Fourteen aspiring instructors from Prince George, Williams Lake, Smithers, Terrace and Telkwa participated in Rennison’s one-day Level 1 course at the College of New Caledonia on October 3. Wood, along with Tracey Quickenden and Jim Allen are now nationally- certified to teach pickleball with the Prince George club.

“What they learn to do is to be able to present the sport of pickleball in a safe, fun and effective way where everyone who participates has a good time,” said Rennison.

“Anyone who has coached, in many cases it is volunteers or helpers, and in some cases there may be people who have been paid for their training but there have been no standards. until now. So what we do is try to give them some basic skills so that when they introduce the sport to new people, the people who participate will have a positive experience. ”

The day before, Rennison offered skills clinics for five different skill levels and three one-hour Engage Sports Try It practice sessions at the Northern Sport Center, the first of which drew 32 players, most of whom didn’t. had never played sports. It was a hectic night on the courts and Rennison wasn’t surprised that the Ty It sessions generated a lot of interest. He knows why pickleball is gaining popularity.

“The entry barrier is low, you can get equipment for not a lot of money, the pickleball court is the size of a badminton court, so you don’t need a lot of space and the ball doesn’t bounce a lot so it’s relatively easy to start playing, ”said Rennison.

“A lot of people who haven’t played a lot of sports before find that they can be successful pretty quickly.
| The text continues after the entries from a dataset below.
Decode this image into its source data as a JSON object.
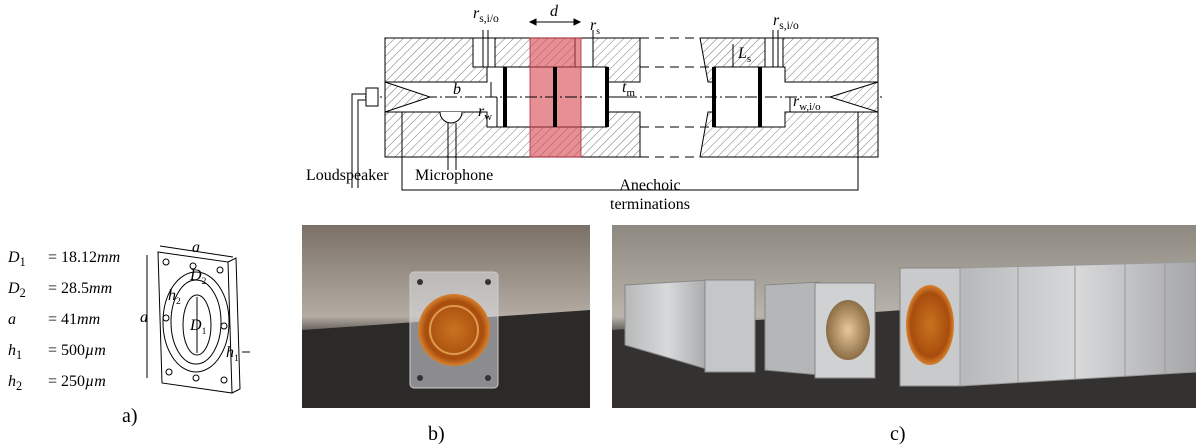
{
  "panel_a": {
    "caption": "a)",
    "equals": "=",
    "params": [
      {
        "symbol": "D",
        "sub": "1",
        "value": "18.12",
        "unit": "mm"
      },
      {
        "symbol": "D",
        "sub": "2",
        "value": "28.5",
        "unit": "mm"
      },
      {
        "symbol": "a",
        "value": "41",
        "unit": "mm"
      },
      {
        "symbol": "h",
        "sub": "1",
        "value": "500",
        "unit": "µm"
      },
      {
        "symbol": "h",
        "sub": "2",
        "value": "250",
        "unit": "µm"
      }
    ],
    "plate_labels": {
      "width": {
        "symbol": "a"
      },
      "height": {
        "symbol": "a"
      },
      "outer_diameter": {
        "symbol": "D",
        "sub": "2"
      },
      "ring": {
        "symbol": "h",
        "sub": "2"
      },
      "inner_diameter": {
        "symbol": "D",
        "sub": "1"
      },
      "thickness": {
        "symbol": "h",
        "sub": "1"
      }
    }
  },
  "schematic": {
    "labels": {
      "port_radius_left": {
        "symbol": "r",
        "sub": "s,i/o"
      },
      "spacing": {
        "symbol": "d"
      },
      "slot_radius": {
        "symbol": "r",
        "sub": "s"
      },
      "port_radius_right": {
        "symbol": "r",
        "sub": "s,i/o"
      },
      "slot_length": {
        "symbol": "L",
        "sub": "s"
      },
      "offset": {
        "symbol": "b"
      },
      "waveguide_radius": {
        "symbol": "r",
        "sub": "w"
      },
      "membrane_thickness": {
        "symbol": "t",
        "sub": "m"
      },
      "waveguide_radius_io": {
        "symbol": "r",
        "sub": "w,i/o"
      }
    },
    "loudspeaker": "Loudspeaker",
    "microphone": "Microphone",
    "anechoic": [
      "Anechoic",
      "terminations"
    ]
  },
  "panel_b": {
    "caption": "b)"
  },
  "panel_c": {
    "caption": "c)"
  }
}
It’s nice not to have to chase the ball too far down the field and it’s also very social. People make friends in the field and find they have a new community to which they are connected. A lot of people make it their sport full time.

Rennison is based in Collingwood, Ontario where he works as a professional pickleball coach. After serving as a tennis coach for the Tennis Professionals Association for two decades, operating his own business, Third Shot Sports, he switched to teaching pickleball in 2014, the year he started playing tennis. As the national pickleball education officer, he is developing a team of course leaders who can deliver the coaching course anywhere.

Invented in 1965, Canada has approximately 350,000 pickleball players. This year’s national championships drew 789 players between the ages of 10 and 80 in singles, doubles and mixed doubles events and offered open categories, based on skill and age. Kingston, Ont. And Kelowna hosted the national tournament and the Prince George club are considering a bid to host a regional event sanctioned by Racquetball Canada.

The Prince George Tennis and Pickleball Club, where Wood plays, teaches and hosts club tournaments, has nine outdoor pickleball courts adjacent to the Prince George Golf and Curling Club. Any weekend and most weekday evenings in the warmer months, these courts come alive with the hollow sound of perforated plastic balls hitting racquets and the laughter of the people playing. Wood estimates that the town has at least 180 people who make pickleball a regular habit.

It is an ideal activity to improve balance, agility, flexibility, reflexes and eye-hand coordination. so it’s not that hard on the joints. For many older tennis players who have developed hip, knee, or shoulder problems, pickleball is a natural progression, a game they can play for the rest of their lives.

Now that it’s cold outside, pickleball is taking hold in city gyms, but you’ll still see the diehards playing outside on the club’s courts for the next few weeks until the snow clears.